En 1837, la moitié du conseil municipal doit être renouvelée. Il n'y a pas de tirage au sort : ce sont les six conseillers en place depuis 1831 non désignés par le sort en 1834 qui sortent. Les élections municipales ont lieu le dimanche 28 mai 1837. Guillaume Mestre (73 ans), Antoine Verrière (62 ans), Antoine Delale (36 ans) et Vital Vernet (37 ans) sont désignés comme scrutateurs. Ils choisissent Antoine Courtine comme secrétaire. Le maire dépose sur le bureau la liste des électeurs de la commune. Il fait l'appel de tous les électeurs inscrits sur cette liste.
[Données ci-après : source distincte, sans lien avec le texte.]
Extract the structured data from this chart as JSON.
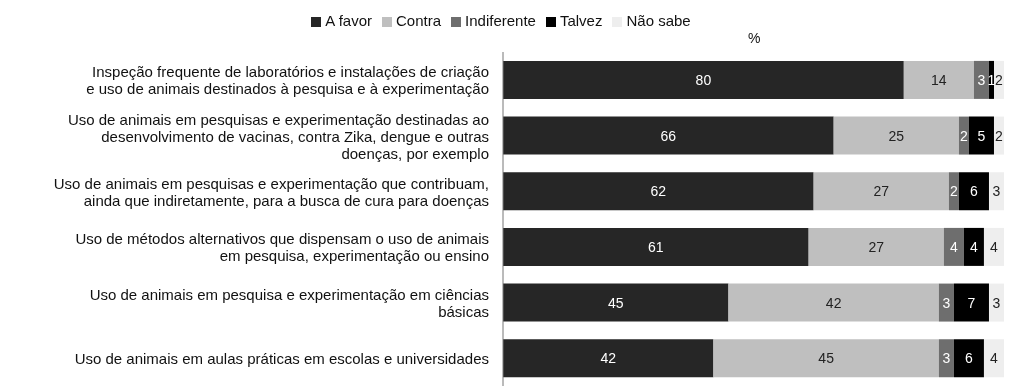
{
  "chart_data": {
    "type": "bar",
    "orientation": "horizontal",
    "stacked": true,
    "xlabel": "%",
    "legend": "top",
    "data_labels": true,
    "categories": [
      "Inspeção frequente de laboratórios e instalações de criação e uso de animais destinados à pesquisa e à experimentação",
      "Uso de animais em pesquisas e experimentação destinadas ao desenvolvimento de vacinas, contra Zika, dengue e outras doenças, por exemplo",
      "Uso de animais em pesquisas e experimentação que contribuam, ainda que indiretamente, para a busca de cura para doenças",
      "Uso de métodos alternativos que dispensam o uso de animais em pesquisa, experimentação ou ensino",
      "Uso de animais em pesquisa e experimentação em ciências básicas",
      "Uso de animais em aulas práticas em escolas e universidades"
    ],
    "series": [
      {
        "name": "A favor",
        "color": "#262626",
        "values": [
          80,
          66,
          62,
          61,
          45,
          42
        ]
      },
      {
        "name": "Contra",
        "color": "#bfbfbf",
        "values": [
          14,
          25,
          27,
          27,
          42,
          45
        ]
      },
      {
        "name": "Indiferente",
        "color": "#6e6e6e",
        "values": [
          3,
          2,
          2,
          4,
          3,
          3
        ]
      },
      {
        "name": "Talvez",
        "color": "#000000",
        "values": [
          1,
          5,
          6,
          4,
          7,
          6
        ]
      },
      {
        "name": "Não sabe",
        "color": "#eeeeee",
        "values": [
          2,
          2,
          3,
          4,
          3,
          4
        ]
      }
    ]
  }
}
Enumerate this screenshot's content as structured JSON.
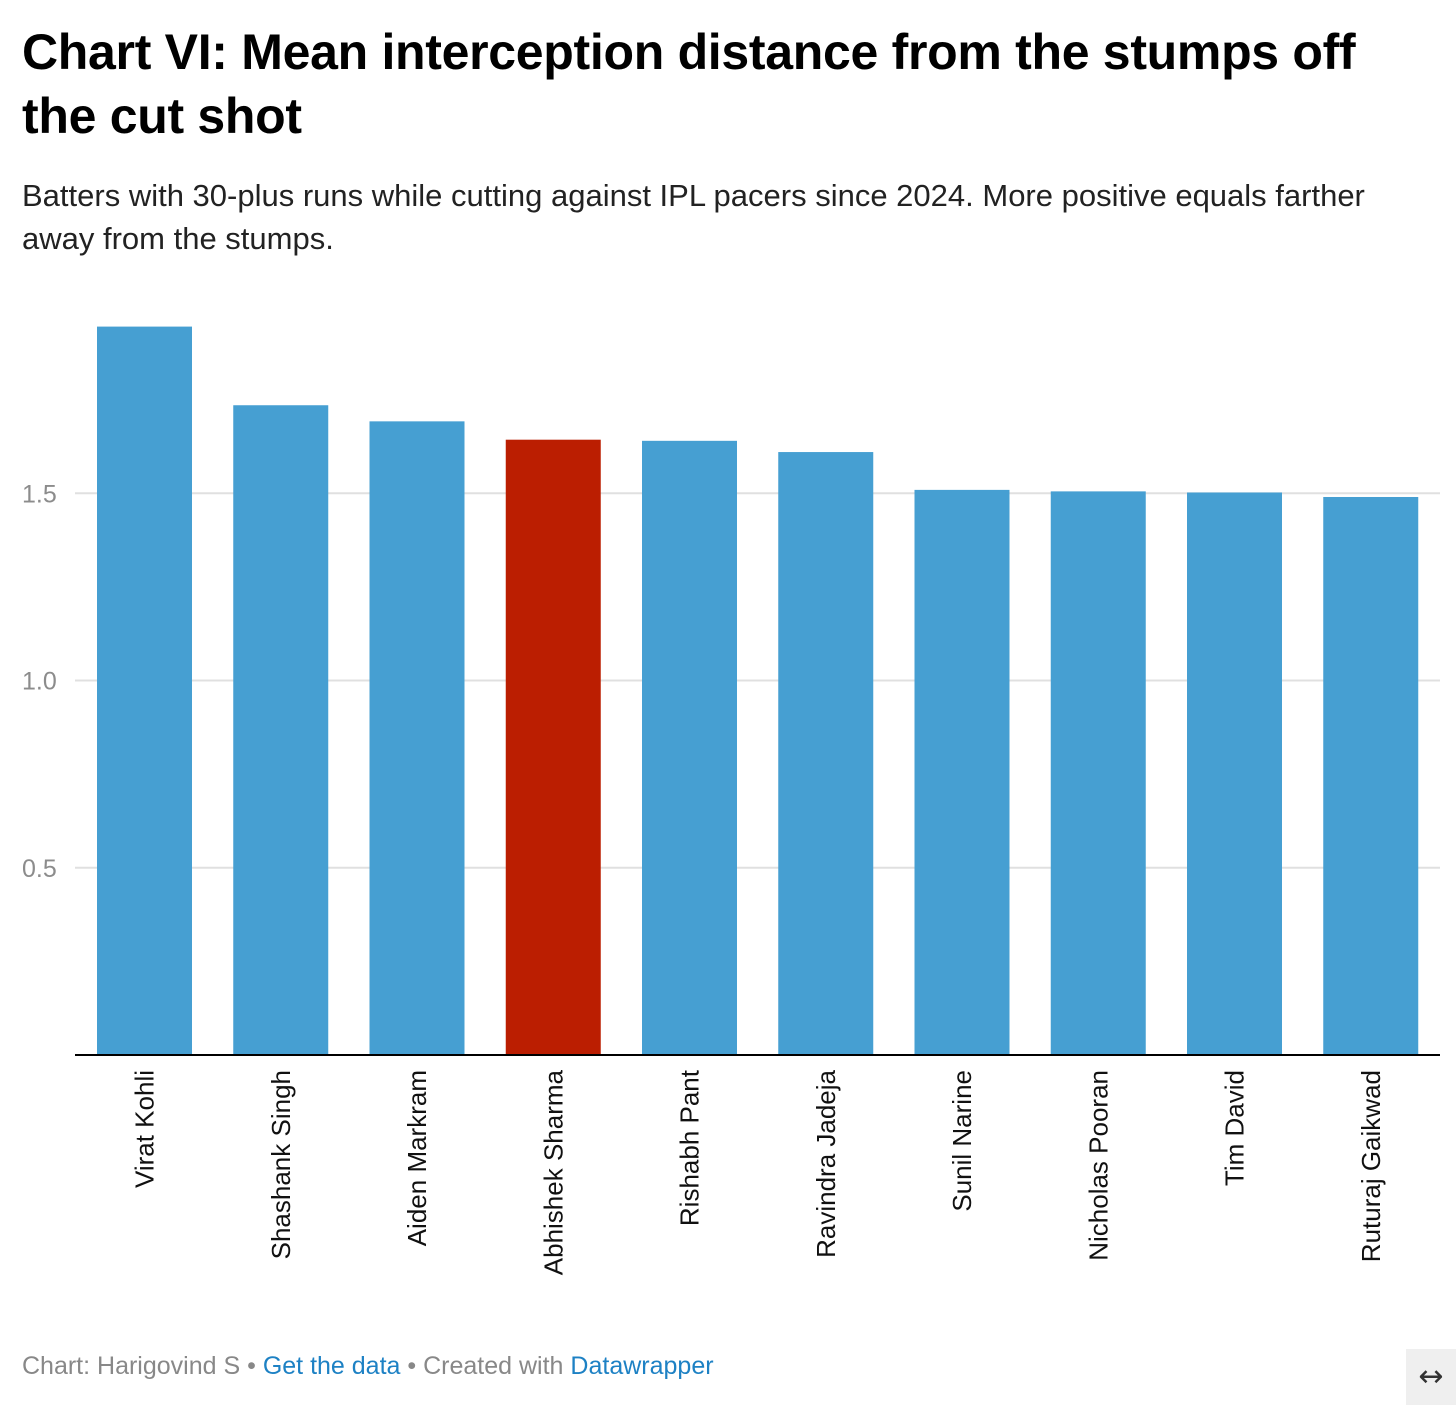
{
  "title": "Chart VI: Mean interception distance from the stumps off the cut shot",
  "subtitle": "Batters with 30-plus runs while cutting against IPL pacers since 2024. More positive equals farther away from the stumps.",
  "chart_data": {
    "type": "bar",
    "categories": [
      "Virat Kohli",
      "Shashank Singh",
      "Aiden Markram",
      "Abhishek Sharma",
      "Rishabh Pant",
      "Ravindra Jadeja",
      "Sunil Narine",
      "Nicholas Pooran",
      "Tim David",
      "Ruturaj Gaikwad"
    ],
    "values": [
      1.945,
      1.735,
      1.692,
      1.643,
      1.64,
      1.61,
      1.509,
      1.505,
      1.502,
      1.49
    ],
    "highlight_index": 3,
    "colors": {
      "bar": "#469fd2",
      "highlight": "#bb1e01",
      "grid": "#e0e0e0",
      "axis": "#000000",
      "tick": "#8c8c8c"
    },
    "yticks": [
      0.5,
      1.0,
      1.5
    ],
    "ytick_labels": [
      "0.5",
      "1.0",
      "1.5"
    ],
    "ylim": [
      0,
      2.0
    ],
    "xlabel": "",
    "ylabel": "",
    "grid": true
  },
  "footer": {
    "credit": "Chart: Harigovind S",
    "separator": "•",
    "get_data": "Get the data",
    "created_with": "Created with",
    "tool": "Datawrapper"
  },
  "expand_icon": "↔"
}
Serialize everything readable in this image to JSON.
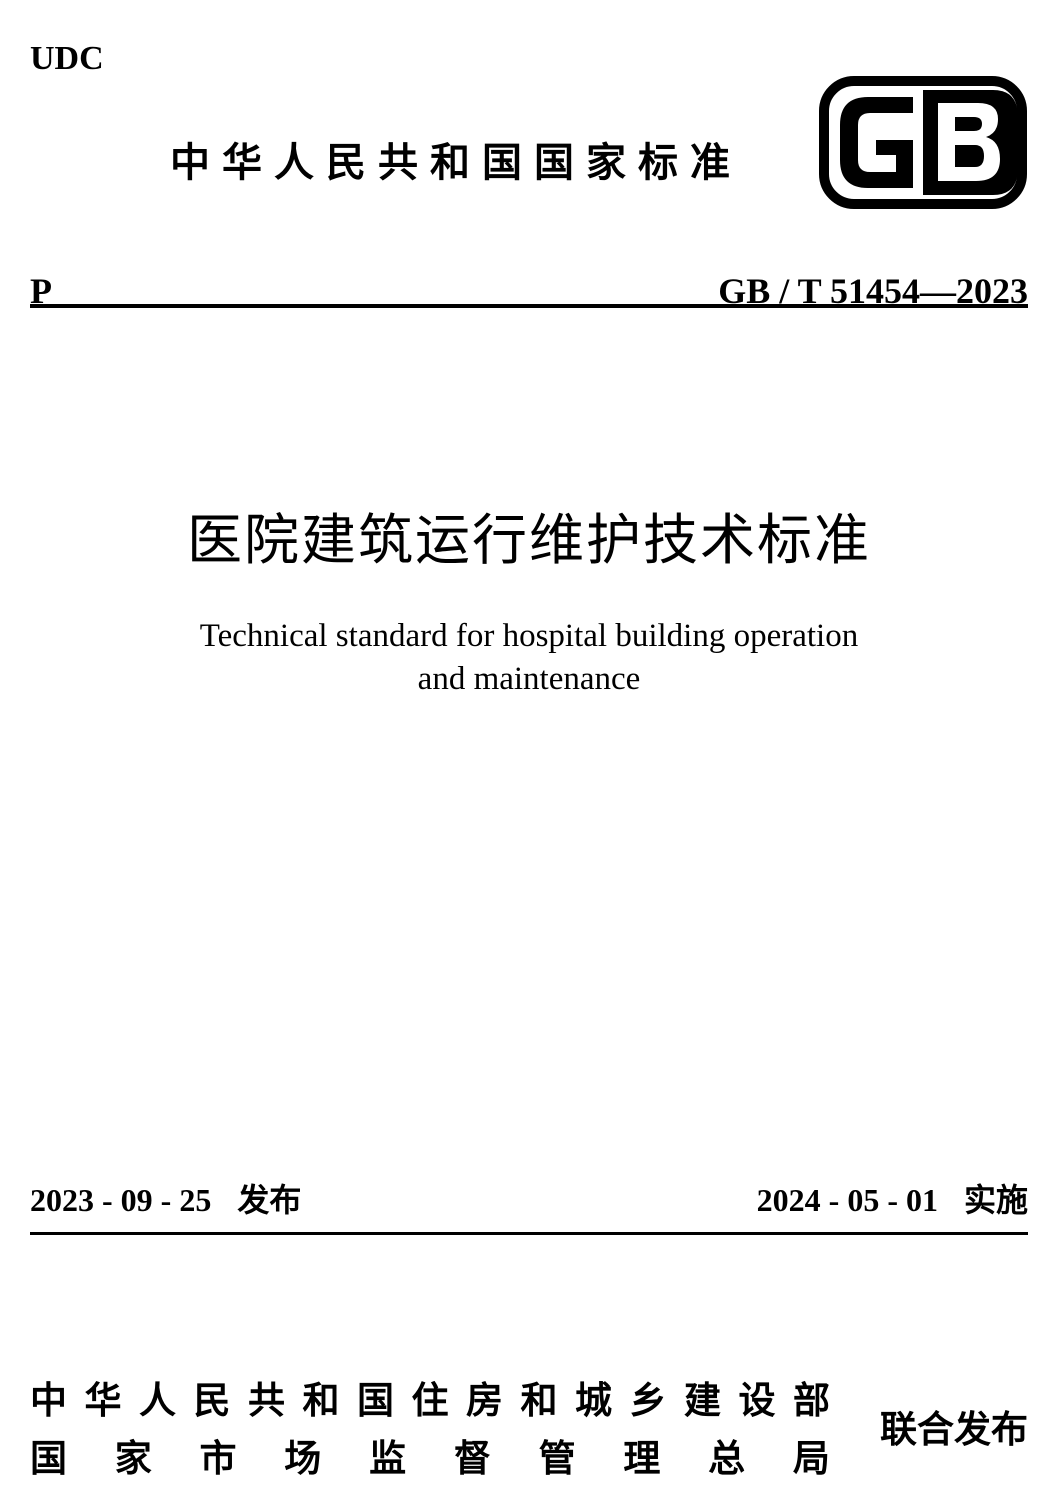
{
  "header": {
    "udc_label": "UDC",
    "national_standard_text": "中华人民共和国国家标准",
    "p_label": "P",
    "standard_number": "GB / T 51454—2023"
  },
  "logo": {
    "text_g": "G",
    "text_b": "B",
    "stroke_color": "#000000",
    "fill_color": "#000000"
  },
  "title": {
    "cn": "医院建筑运行维护技术标准",
    "en_line1": "Technical standard for hospital building operation",
    "en_line2": "and maintenance"
  },
  "dates": {
    "issue_date": "2023 - 09 - 25",
    "issue_label": "发布",
    "effective_date": "2024 - 05 - 01",
    "effective_label": "实施"
  },
  "publishers": {
    "line1": "中华人民共和国住房和城乡建设部",
    "line2": "国家市场监督管理总局",
    "joint_label": "联合发布"
  },
  "styles": {
    "background_color": "#ffffff",
    "text_color": "#000000",
    "divider_color": "#000000"
  }
}
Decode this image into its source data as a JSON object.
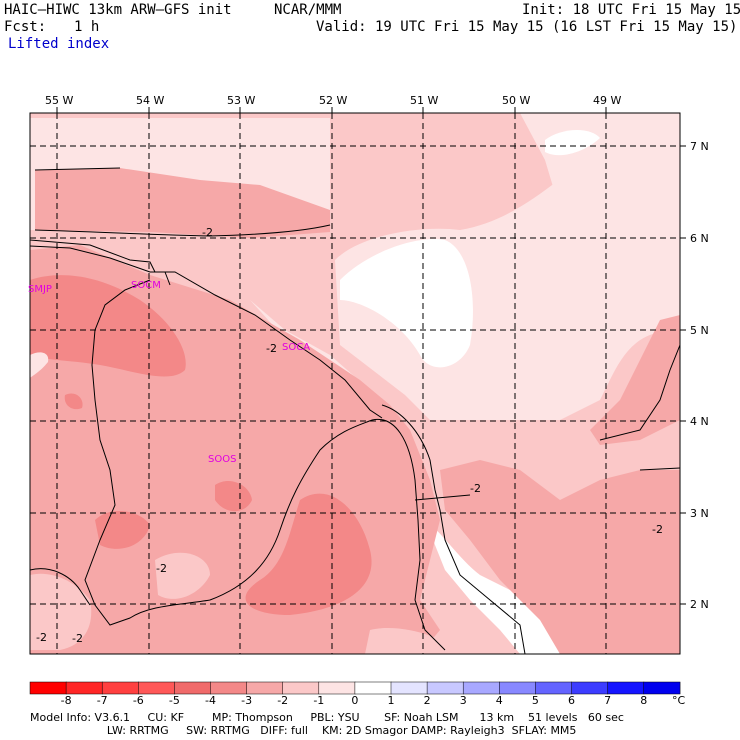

Avant de voter, ils prêtent individuellement le serment requis. Puis, tous les électeurs n'ayant pas répondu au premier appel, il [est] fait un rappel [auquel] répond[ent] plusieur des mêmes votans et [d']autres. Enfin, les trois heures fixées par [la] loy étant expirés, le maire déclare que le scrutin est clos. D'une élection à l'autre, alors que la population de la commune est stable, le nombre de votants diminue : 49 électeurs étaient venus voter en 1831 et 45 en 1834 ; en 1837, il n'y a que 41 votants. On procède au dépouillement. Trois conseillers sortants - Antoine Fayet, Joseph Ricoux et Antoine Courtine - obtiennent la majorité absolue et sont donc réélus dès le premier tour. Philippe Freydefont, qui a été maire de Saint-Vert jusqu'en 1830, obtient 29 voix. Il est le mieux élu. En revanche, Vital Mestre, le maire sortant, est désavoué par ses concitoyens : seuls 15 électeurs sur 41 (moins d’un sur trois) ont voté pour lui.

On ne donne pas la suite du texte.